Coloco a caneca com o café a sua frente. Ela a ignora.
- Morrer não é partir. Apenas trocar de casa.
Finjo que não ouço. Um arrepio de frio me perpassa o corpo. Levo a caneca aos lábios.
- Não se beija o morto. Ao morto se agradece pela vida. É uma cerca de pedra subitamente interrompida.
No escuro da noite bordado pela luz do lampião, quase não percebo seu rosto macilento. Qual a cor dos olhos? Sei que eles me seguem. Evito encontrá-los. O que desejará com aquela cantilena?
- Não se lamenta o morto. Do morto se registram as virtudes e os inúmeros vícios.

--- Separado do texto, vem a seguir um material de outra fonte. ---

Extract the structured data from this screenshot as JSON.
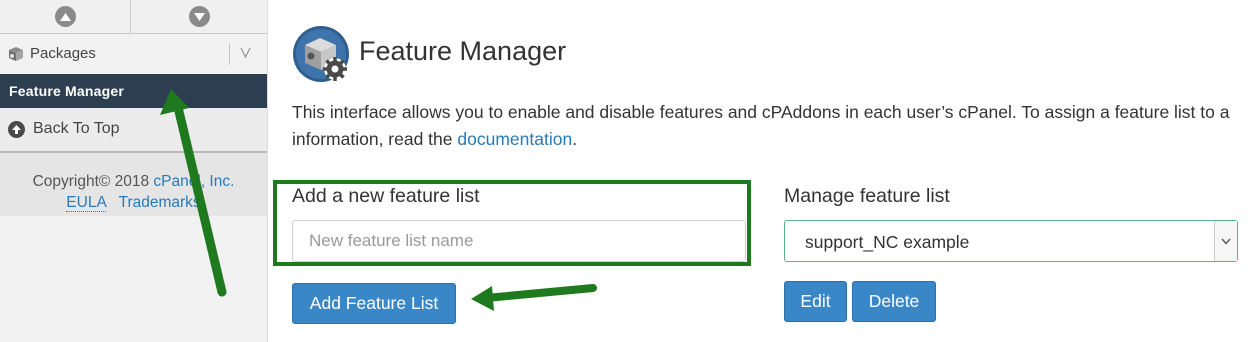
{
  "sidebar": {
    "scroll_up_icon": "circle-chevron-up-icon",
    "scroll_down_icon": "circle-chevron-down-icon",
    "packages": {
      "label": "Packages",
      "icon": "package-icon",
      "collapse_icon": "chevron-down-icon"
    },
    "active_item": {
      "label": "Feature Manager"
    },
    "back_to_top": {
      "label": "Back To Top",
      "icon": "arrow-up-circle-icon"
    },
    "footer": {
      "copyright": "Copyright© 2018",
      "company": "cPanel, Inc.",
      "eula": "EULA",
      "trademarks": "Trademarks"
    }
  },
  "main": {
    "title": "Feature Manager",
    "title_icon": "feature-manager-gear-icon",
    "description_line1": "This interface allows you to enable and disable features and cPAddons in each user’s cPanel. To assign a feature list to a",
    "description_line2_prefix": "information, read the",
    "documentation_link": "documentation",
    "description_line2_suffix": ".",
    "add_section": {
      "label": "Add a new feature list",
      "input_value": "",
      "input_placeholder": "New feature list name",
      "button": "Add Feature List"
    },
    "manage_section": {
      "label": "Manage feature list",
      "selected_value": "support_NC example",
      "edit_button": "Edit",
      "delete_button": "Delete"
    }
  },
  "colors": {
    "sidebar_active_bg": "#2d3e50",
    "primary_button": "#3a87c7",
    "link": "#2a7ab8",
    "annotation_green": "#1f7a1f"
  }
}
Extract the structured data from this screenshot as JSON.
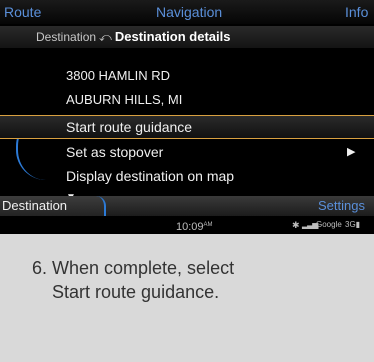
{
  "top_bar": {
    "left": "Route",
    "center": "Navigation",
    "right": "Info"
  },
  "breadcrumb": {
    "parent": "Destination",
    "current": "Destination details"
  },
  "address": {
    "line1": "3800 HAMLIN RD",
    "line2": "AUBURN HILLS, MI"
  },
  "menu": {
    "items": [
      {
        "label": "Start route guidance"
      },
      {
        "label": "Set as stopover"
      },
      {
        "label": "Display destination on map"
      }
    ]
  },
  "bottom_bar": {
    "left_tab": "Destination",
    "right": "Settings"
  },
  "status": {
    "time": "10:09",
    "ampm": "AM",
    "google": "Google",
    "network": "3G"
  },
  "caption": {
    "number": "6.",
    "line1": "When complete, select",
    "line2": "Start route guidance."
  },
  "colors": {
    "accent_blue": "#5a8fd9",
    "selection_gold": "#d8a040"
  }
}
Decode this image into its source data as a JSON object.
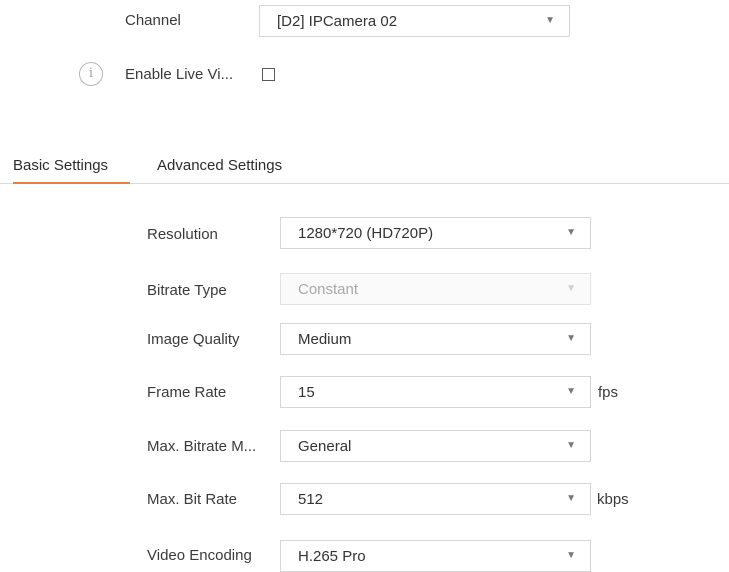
{
  "channel": {
    "label": "Channel",
    "value": "[D2] IPCamera 02"
  },
  "live_view": {
    "label": "Enable Live Vi...",
    "info_icon": "info-icon",
    "checked": false
  },
  "tabs": [
    {
      "label": "Basic Settings",
      "active": true
    },
    {
      "label": "Advanced Settings",
      "active": false
    }
  ],
  "colors": {
    "accent": "#e9803f"
  },
  "settings": {
    "resolution": {
      "label": "Resolution",
      "value": "1280*720 (HD720P)"
    },
    "bitrate_type": {
      "label": "Bitrate Type",
      "value": "Constant",
      "disabled": true
    },
    "image_quality": {
      "label": "Image Quality",
      "value": "Medium"
    },
    "frame_rate": {
      "label": "Frame Rate",
      "value": "15",
      "unit": "fps"
    },
    "max_bitrate_mode": {
      "label": "Max. Bitrate M...",
      "value": "General"
    },
    "max_bit_rate": {
      "label": "Max. Bit Rate",
      "value": "512",
      "unit": "kbps"
    },
    "video_encoding": {
      "label": "Video Encoding",
      "value": "H.265 Pro"
    }
  }
}
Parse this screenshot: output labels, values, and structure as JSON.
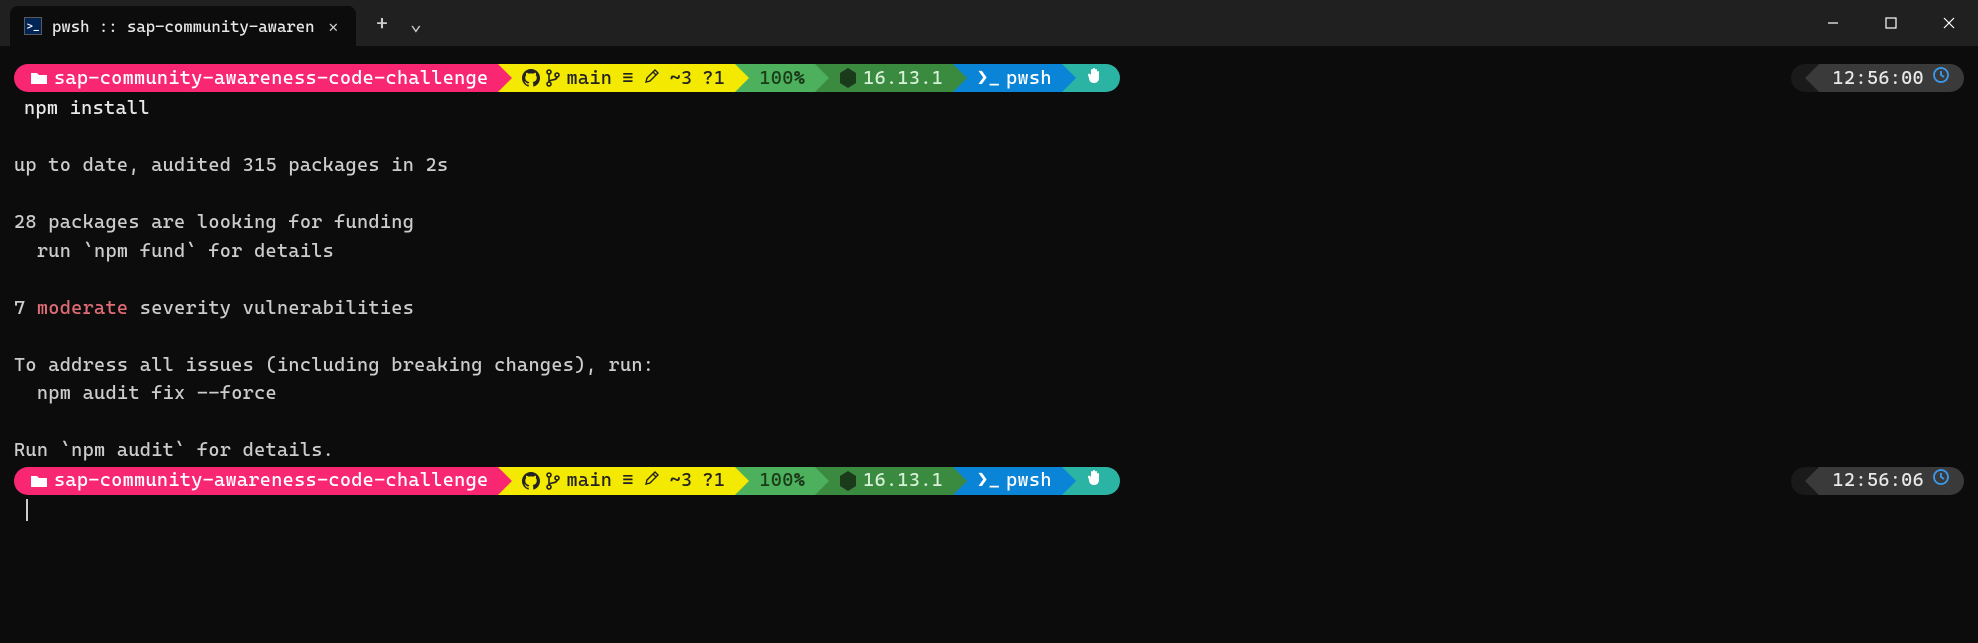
{
  "window": {
    "tab_title": "pwsh :: sap-community-awaren",
    "tab_icon": ">_"
  },
  "prompt1": {
    "path": "sap-community-awareness-code-challenge",
    "branch": "main",
    "git_status": {
      "eq": "≡",
      "pending": "~3",
      "untracked": "?1"
    },
    "battery": "100",
    "pct": "%",
    "node_ver": "16.13.1",
    "shell": "pwsh",
    "time": "12:56:00"
  },
  "command": "npm install",
  "output": {
    "l1": "up to date, audited 315 packages in 2s",
    "l2": "28 packages are looking for funding",
    "l3": "  run `npm fund` for details",
    "l4_a": "7 ",
    "l4_b": "moderate",
    "l4_c": " severity vulnerabilities",
    "l5": "To address all issues (including breaking changes), run:",
    "l6": "  npm audit fix --force",
    "l7": "Run `npm audit` for details."
  },
  "prompt2": {
    "path": "sap-community-awareness-code-challenge",
    "branch": "main",
    "git_status": {
      "eq": "≡",
      "pending": "~3",
      "untracked": "?1"
    },
    "battery": "100",
    "pct": "%",
    "node_ver": "16.13.1",
    "shell": "pwsh",
    "time": "12:56:06"
  },
  "colors": {
    "path": "#f92672",
    "git": "#f4e900",
    "battery": "#4cb05c",
    "node": "#3a8a3f",
    "shell": "#0a84d6",
    "extra": "#2bb3a3",
    "time_bg": "#3a3a3a"
  }
}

- Não se deve culpar o morto - retruco, afinal, bem ou mal, devo responder às suas provocações. - Ao morto se perdoa os silêncios. E o que ficou nas entrelinhas.
Há naqueles não olhos um sentimento de ausência que me angustia. Dom Luís, embaixo da mesa, rosna. Ela não se move. A dor no peito amainou, embora ainda a sinta.
- Não se julga o morto - continua. - Do morto se guarda o último registro. A carteira de identidade e o anel de pedras falsas.
Dom Luís coloca o focinho à mostra como se pressentisse algo. Envolvo a caneca com as mãos na tentativa de aquecê-las. Somos náufragos em um barco que talvez se estilhace contra os arrecifes.
- Não se purga o morto - emendo. - O morto é quadro na parede das lembranças. Saudade que acontece em repentes.
A noite avança. Sinto que o sono me abraça. Teimo e resisto. Ouço suas palavras me envolvendo como se fossem tentáculos de um polvo. O frio é cada vez mais intenso. Ou será impressão? Sirvo-me de mais café.
- Do morto não te despeças. O morto é tempo que não te abandona.
A cabeça pende. Luto para não fechar os olhos, mas o cansaço termina por me vencer. Fecho-os por instantes, a cabeça sobre a mesa. Ao reabri-los, não a encontro. Mas a sua caneca se encontra vazia.
Uma última chance? Um mês, um dia? E quem garante que ela não me espera além da porta?
Levanto-me.
- Dom Luís! Vamos!
Abro a porta e um sol esplêndido me queima o rosto.
A explosão da alegria é um presente raro que nem sempre valorizamos.